Figure shows the relationship between the amount of time it takes MERRA/Max to complete a screening run (T) (shown by the left Y axis and the colored lines labeled A, B, and C), the number of variables in the collection being scanned (N), the average number of random samples taken of each variable in the collection during the screening process (S), and the number of processor cores available in the compute environment (C) (shown by the colored vertical bars and right Y axis). MERRA/Max’s parallel implementation scales linearly with respect to S, and, for any given collection of size N and sample size S, the estimated minimum possible run time (Tmin) (shown in parentheses) can be achieved when enough cores are available for a completely parallel screening of the collection.
Fig 3MERRA/Max use case scenarios.
Figure shows the results of two use cases involving Cassin’s Sparrow observational data and predictor data sets of contrasting size and complexity: the Bioclim collection with N = 19 variables (A) and a MERRA-2 reanalysis test collection comprising N = 86 variables (B). A Variable Screening step was used in each scenario to select the top six contributing variables in the underlying collection. Correlated variables (indicated with red text and yellow highlight) were identified in a Predictor Refinement step and thinned to reduce collinearities. In a third step, Model Calibration and a Final Model Run were performed with the remaining non-correlated variables (green highlight). AICc is Akaike’s information criterion corrected for small sample size, AUC is area under the receiver operating characteristic curve, PCC is percent correctly classified, TSS is True Skill Statistic, Parameters is MaxEnt’s measure of model complexity, r is Pearson’s correlation coefficient, r2 is the coefficient of determination, and VIF is variable inflation factor. The estimated minimum run time (Tmin) for a completely parallel screening is shown in parentheses. Maps created by the authors show MaxEnt logistic output, which can be interpreted as an estimate of habitat suitability between 0 and 1 with warmer colors indicating better predicted conditions for the species.

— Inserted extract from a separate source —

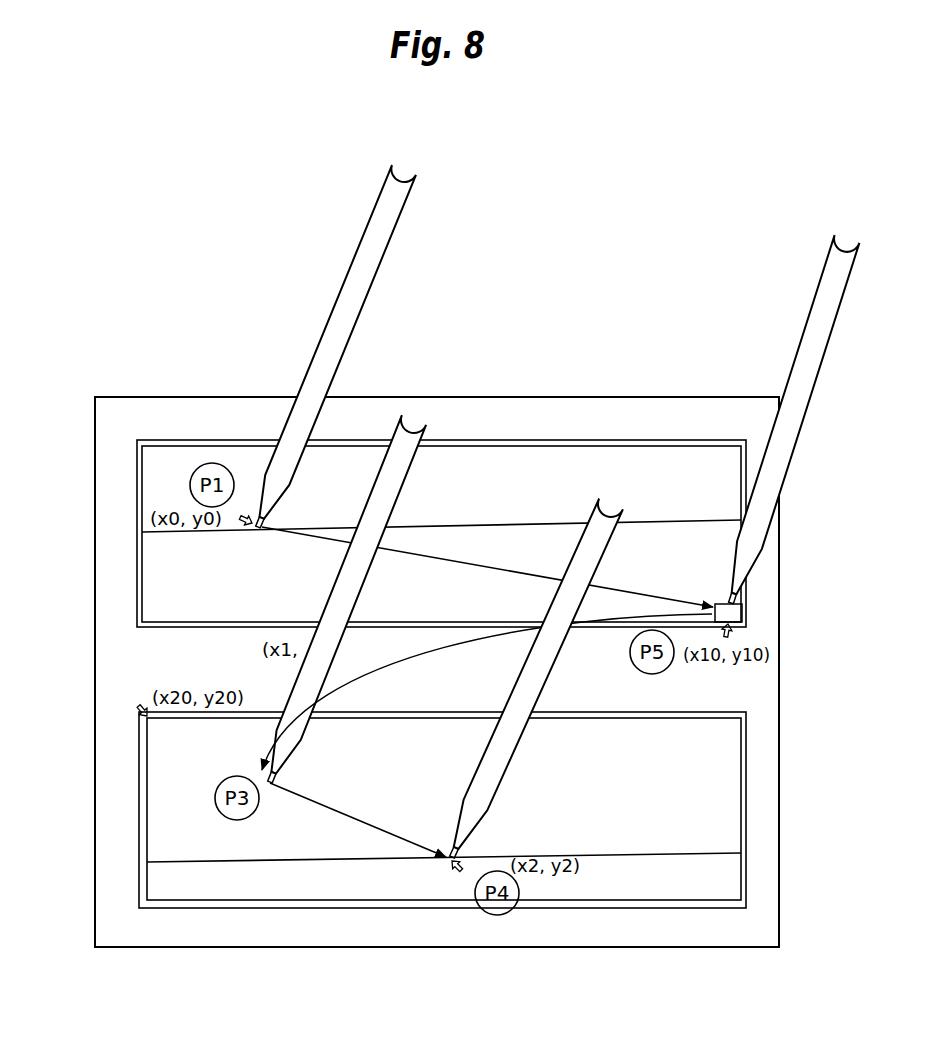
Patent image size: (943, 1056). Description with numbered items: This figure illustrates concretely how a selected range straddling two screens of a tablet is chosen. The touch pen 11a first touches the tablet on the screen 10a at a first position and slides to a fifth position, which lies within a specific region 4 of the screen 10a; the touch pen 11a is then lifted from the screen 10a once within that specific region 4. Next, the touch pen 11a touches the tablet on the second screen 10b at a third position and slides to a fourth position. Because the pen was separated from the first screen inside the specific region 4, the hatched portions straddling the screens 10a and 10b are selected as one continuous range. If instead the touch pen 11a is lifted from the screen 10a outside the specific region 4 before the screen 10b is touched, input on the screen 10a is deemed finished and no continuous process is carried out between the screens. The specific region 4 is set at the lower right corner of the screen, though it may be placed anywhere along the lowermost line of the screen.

The screen 10a is at (136, 456).
The screen 10b is at (138, 731).
The touch pen 11a is at (363, 236).
The specific region 4 is at (742, 610).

Fig 4Cassin’s Sparrow baseline model and maps.
Figure shows results from a MaxEnt run that builds on the Cassin’s Sparrow bioclimatic modeling work of Salas et al. [75] and reflects a more traditional approach to ENM (A) and Cassin’s Sparrow’s range map based on observational data (B). Highlighted variables indicate those that were also selected by MERRA/Max in the Bioclim use case. Range map provided by eBird (www.ebird.org), created 28 July 2020, and reprinted from [83] under a CC BY license, with permission from the Cornell Lab of Ornithology.

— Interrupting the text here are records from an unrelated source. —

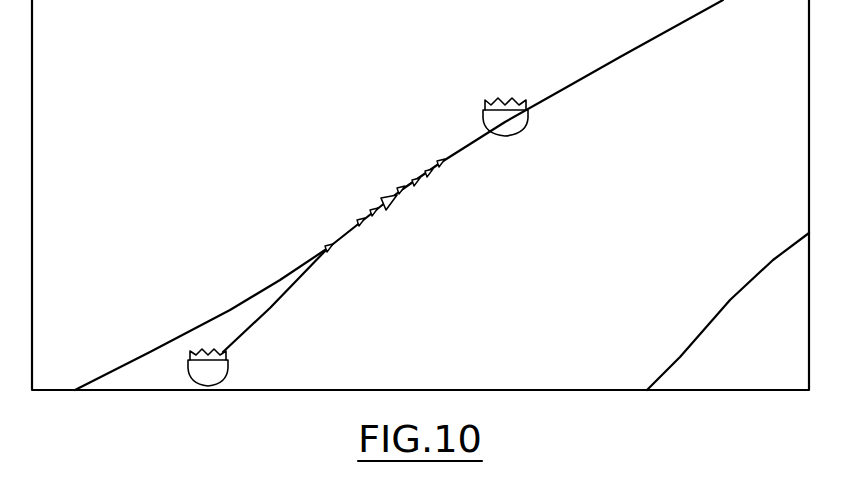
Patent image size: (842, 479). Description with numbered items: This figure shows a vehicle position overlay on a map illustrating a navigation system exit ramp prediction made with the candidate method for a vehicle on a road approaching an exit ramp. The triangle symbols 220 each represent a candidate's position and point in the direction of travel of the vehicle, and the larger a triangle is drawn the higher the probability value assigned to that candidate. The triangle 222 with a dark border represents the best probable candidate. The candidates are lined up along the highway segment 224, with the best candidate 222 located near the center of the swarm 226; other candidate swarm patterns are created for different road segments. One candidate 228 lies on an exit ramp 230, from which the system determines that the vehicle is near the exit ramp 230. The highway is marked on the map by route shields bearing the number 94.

The vehicle position markers 220 is at (400, 196).
The highlighted vehicle marker 222 is at (390, 210).
The highway segment 224 is at (468, 147).
The road junction 226 is at (364, 240).
The road segment to interchange 228 is at (330, 245).
The road segment 230 is at (218, 310).
The interstate highway shield 94 is at (358, 242).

Fig 5Ecological niche modeling (ENM) process.
Schematic description of the ENM process. Color bars under each step reflect an approximate amount of time that may be needed, ranging from low (blue) to high (red). The use of MERRA/Max to prescreen a large collection of predictors could support variable selection in the data cleaning step. Image provided by [92] and adapted for use here under a CC-BY license.